SEMARANG — Banjir yang melanda sejumlah wilayah di Jawa Tengah berdampak pada ketersediaan dan distribusi bahan pokok, sehingga memicu kenaikan harga di Kota Semarang. Minimnya stok serta terhambatnya pengiriman barang membuat beberapa komoditas pangan mengalami kenaikan dalam beberapa hari terakhir.
Pantauan pada Rabu (21/1/2026) pagi di Pasar Mijen, Kota Semarang, menunjukkan harga cabai, bawang, hingga beras naik dibanding sebelumnya.
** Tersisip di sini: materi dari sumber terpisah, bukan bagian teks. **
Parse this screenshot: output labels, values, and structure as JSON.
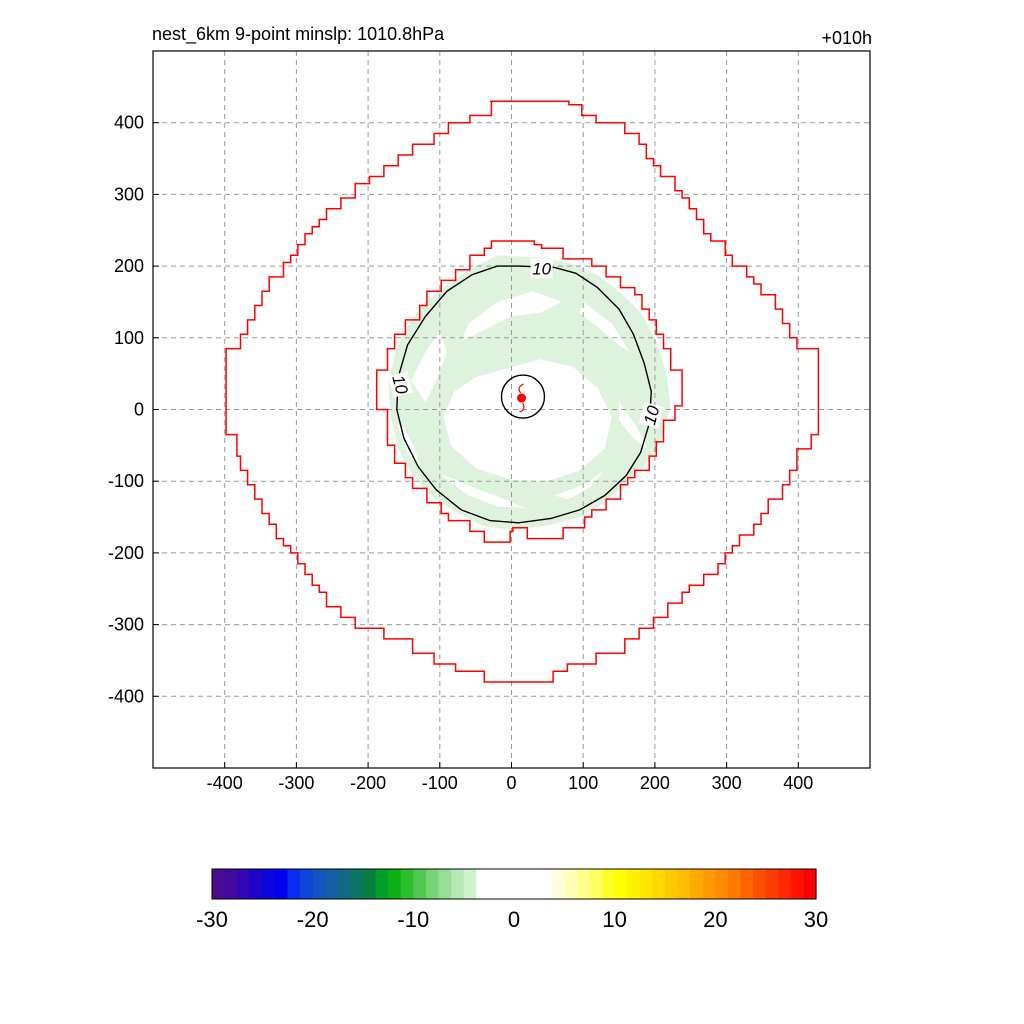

Kenaikan ini dikeluhkan pedagang karena diikuti penurunan daya beli masyarakat.
Harga bawang merah dan bawang putih sama-sama naik Rp5.000 per kilogram, dari Rp35.000 menjadi Rp40.000 per kilogram. Sementara itu, cabai rawit merah mengalami kenaikan lebih tinggi, dari Rp30.000 menjadi Rp40.000 per kilogram.
Selain harga, pedagang juga menyoroti penurunan kualitas barang. Menurut mereka, bawang dan cabai saat ini lebih cepat membusuk karena tanaman sempat terendam banjir.
Banjir yang disebut terjadi hampir merata di sejumlah daerah Jawa Tengah seperti Pekalongan, Batang, Kendal, Demak, Jepara, Pati, dan Kudus turut memukul produksi pertanian. Banyak petani dilaporkan gagal panen, bahkan sebagian terpaksa melakukan panen dini meski tanaman belum memasuki masa panen.
Hambatan tidak hanya terjadi pada sisi produksi, tetapi juga pada distribusi ke pasar. Jika sebelumnya pasokan datang sekitar setiap lima hari, kini pengiriman disebut molor menjadi sekitar satu minggu sekali. Kondisi ini memperparah kelangkaan barang di pasaran.
“Pembeli juga ikut langka. Biasanya pasokan lima hari, sekarang satu minggu baru dikirim,” ujar Sunariyah, pedagang di Pasar Mijen, Rabu (21/1/2026).
Kenaikan juga terjadi pada komoditas beras. Beras medium kini dijual Rp15.000 per kilogram, naik dari Rp14.000 per kilogram. Adapun beras premium naik dari Rp15.000 menjadi Rp16.000 per kilogram.
Para pedagang berharap cuaca segera membaik agar pasokan kembali lancar dan harga bahan pokok dapat stabil, sehingga aktivitas jual beli di pasar kembali normal.